Aus diesem Grund hatte der Heimatverein zu einem Abend mit Zeitzeugen eingeladen, die vom jüdischen Leben in Königswinter während der Zeit des Nationalsozialismus berichten sollten. Ins Oberdollendorfer Weinhaus Lichtenberg waren viele - nicht nur Zeitzeugen - gekommen, sondern interessierte Bürgerinnen und Bürger, denen in exemplarischer Weise ein Stück erlebte Heimatgeschichte geboten wurde. So etwa von Annemarie Ohlert, die von ihrer Freundin Lieselotte Sussmann berichtete. Auf der Flucht hatte sie mit ihrer Familie sieben Monate in einer Dachkammer des evangelischen Pfarrhauses in Königswinter Zuflucht gefunden, schließlich hauste sie die letzten Wochen bis Kriegsende im Godesberger Bunker. Oder Helene Brase, die unter anderem von ihren Erlebnissen nach der Reichskristallnacht im November 1938 erzählte. Als sie ein Buch aufheben wollte, das nach den Bücherverbrennungen in jener Nacht noch auf der Straße lag, habe ihre Mutter nur geantwortet: „Wenn du dieses Buch aufhebst, komme ich ins Gefängnis."

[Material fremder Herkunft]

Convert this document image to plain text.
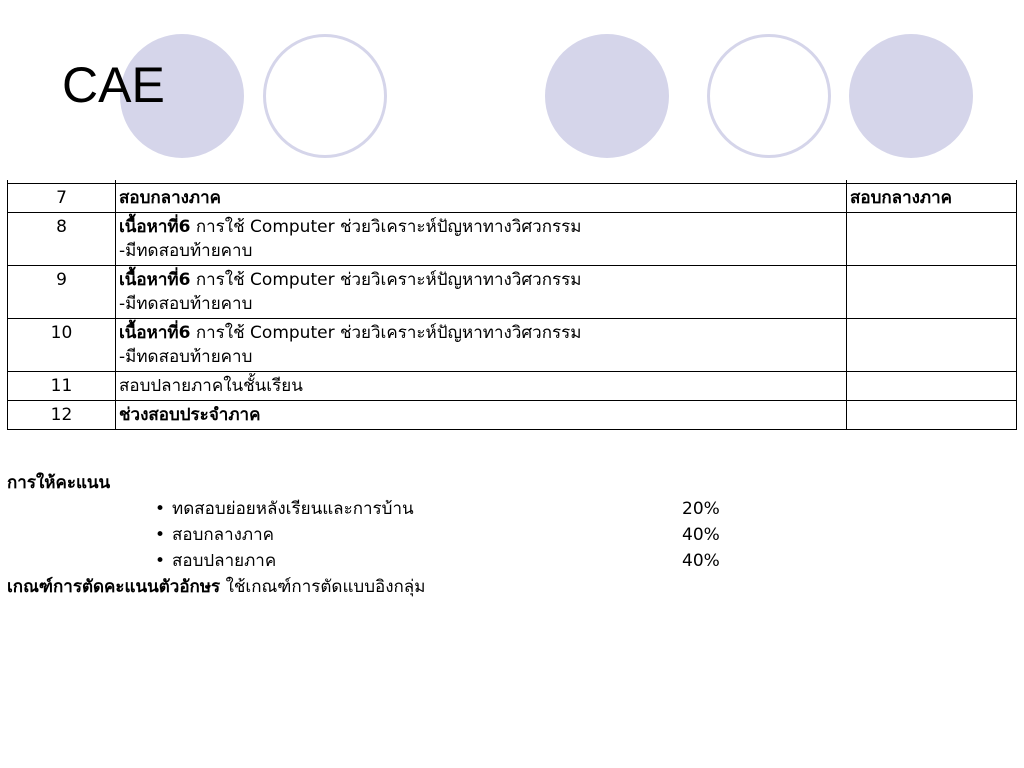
CAE

7	สอบกลางภาค	สอบกลางภาค
8	เนื้อหาที่6 การใช้ Computer ช่วยวิเคราะห์ปัญหาทางวิศวกรรม
-มีทดสอบท้ายคาบ	

9	เนื้อหาที่6 การใช้ Computer ช่วยวิเคราะห์ปัญหาทางวิศวกรรม
-มีทดสอบท้ายคาบ	

10	เนื้อหาที่6 การใช้ Computer ช่วยวิเคราะห์ปัญหาทางวิศวกรรม
-มีทดสอบท้ายคาบ	

11	สอบปลายภาคในชั้นเรียน	
12	ช่วงสอบประจำภาค	
การให้คะแนน
• ทดสอบย่อยหลังเรียนและการบ้าน	20%
• สอบกลางภาค	40%
• สอบปลายภาค	40%
เกณฑ์การตัดคะแนนตัวอักษร ใช้เกณฑ์การตัดแบบอิงกลุ่ม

So bedrückend solche Erlebnisse auch gewesen sind, berichteten alle Zeitzeugen des Abends doch über einstimmend von dem guten nachbarschaftlichen Verhältnis, das zu den jüdischen Mitbürgern geherrscht hat. So auch Wilfried Lachart, der zahlreiche Anekdoten und Geschichten zu Dollendorfer Originalen beisteuerte, und Theo Unkelbach, der von der Familie Bähr erzählte, die mit seiner Familie eng befreundet war. Nachdem die Familie Bähr ihr Haus an der Friedenstraße zwangsweise verkaufen musste, war er als Bankangestellter es, der das auf einem Sperrkonto deponierte Geld, von dem monatlich eine bestimmte Summe zur Verfügung stand, auszahlen musste. Später verbot ihm der Bankdirektor dabei sogar rigoros, mit seinem Freund noch ein kleines „Verzällchen" zu halten.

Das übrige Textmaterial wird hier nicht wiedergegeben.